Marianela aguardó por una respuesta. Sin mirarla siquiera, Caeli solo asintió con la cabeza para evitar que viera sus ojos enrojecidos. Detestaba llorar, y mucho más detestaba que alguien supiera que había llorado. No quería quedar expuesta, desnudar sus miedos; mucho menos en ese momento en el que deseaba aparentar una fortaleza de la cual carecía. La incertidumbre ante el futuro, la inseguridad... todo la llevaba a sentirse vulnerable, perdida. Sin embargo, frente a los demás, y sobre todo por su hijo, quería mostrarse fuerte.

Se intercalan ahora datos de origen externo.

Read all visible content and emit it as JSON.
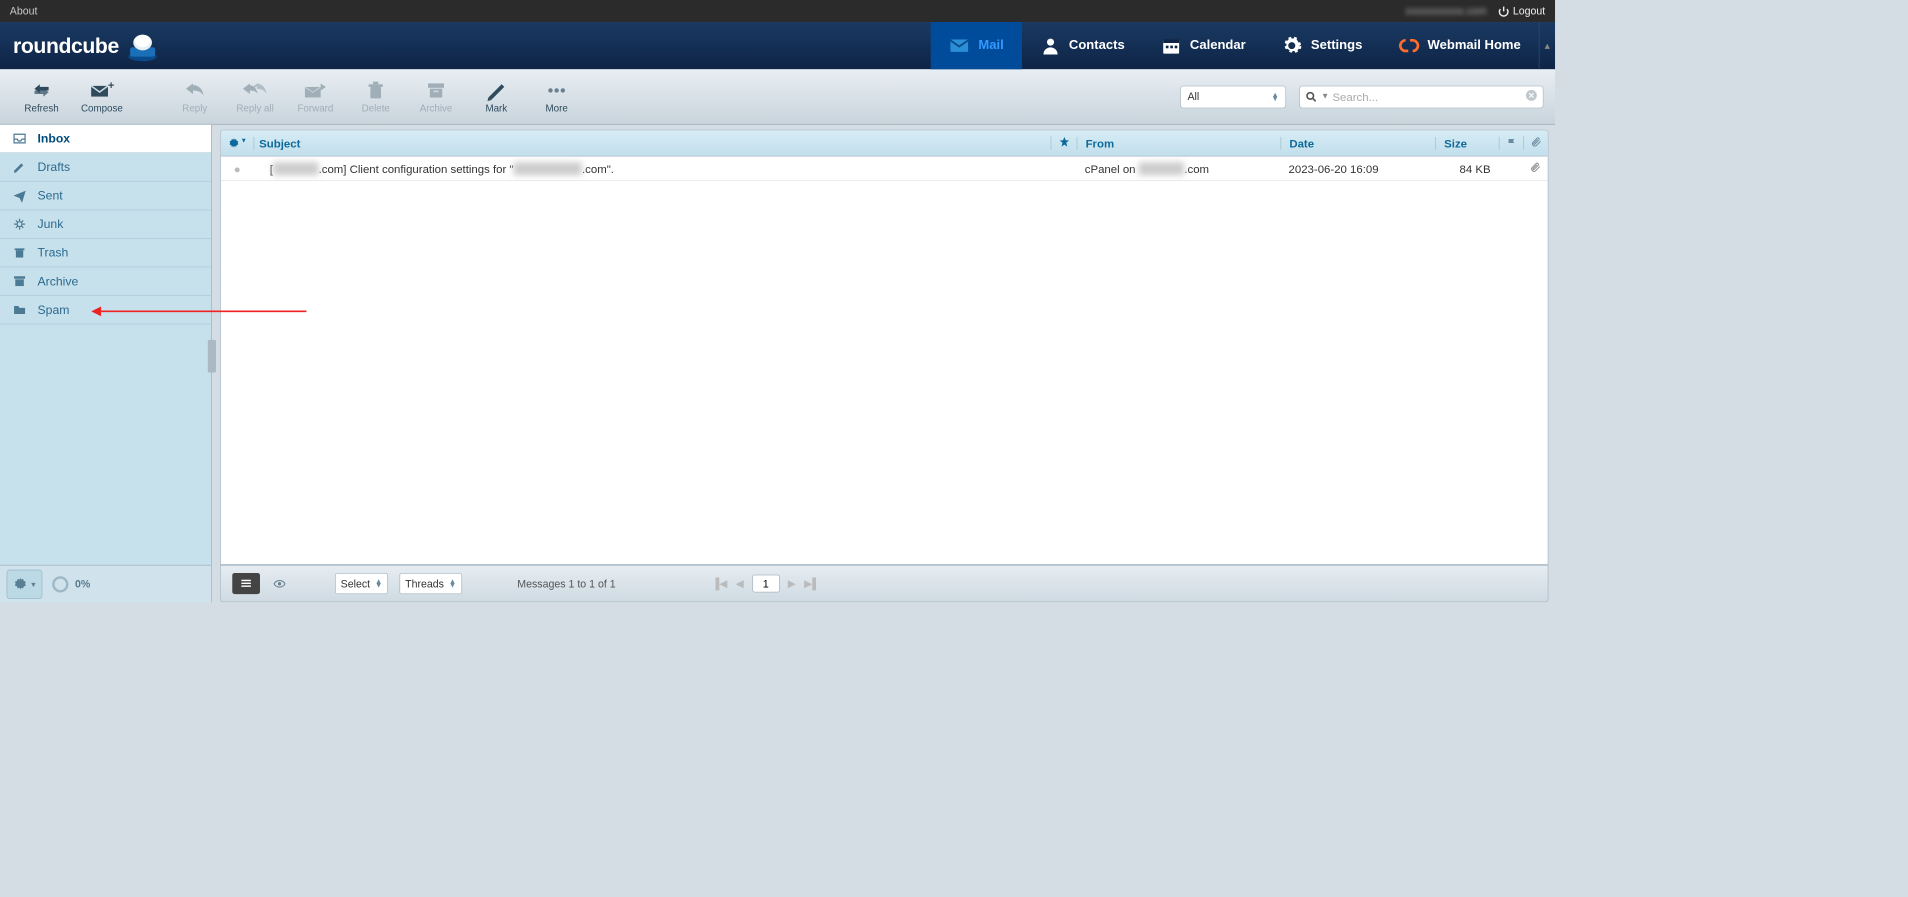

Marianela, que había comprendido la necesidad de silencio de su hermana, caminó hacia el fregadero, tomó un paño de cocina de una de las gavetas y empezó a secar los platos que ella iba dejando en el escurridor. Al cabo de unos minutos del repetitivo ritual en el que solo se limitaban a lavar y secar la vajilla, Marianela volteó hacia su hermana y le tomó la mano derecha con la intención de detener sus movimientos. Esto obligó a Caeli a mirarla. Se trató de un instante al cabo del cual volvió a voltear el rostro.

–¿Dónde estabas? –quiso saber Marianela. Caeli se alzó de hombros.

–Por ahí –fue su escueta respuesta.

Marianela exhaló un hondo suspiro al comprender que, al menos por el momento, no pretendía decir mucho más. Ella, que en cambio era de la idea de que no hay que guardarse nada: ni palabras, ni emociones, no se quedaría callada con tal de empujar a su hermana a un sanador desahogo.

–¡Tu suegra anda como loca! –exclamó–. No sé, dice que las cenizas de Paolo han desaparecido. Lo cierto es que, de un momento a otro, su urna ya no estaba en su lugar –acotó en tanto indicaba con un ademán hacia la puerta. Se refería al altar que las hermanas de Paolo habían improvisado sobre una vitrina baja donde, además de cubrirla con un mantelito blanco de encaje tejido a mano, habían puesto velas, flores y un Jesús crucificado.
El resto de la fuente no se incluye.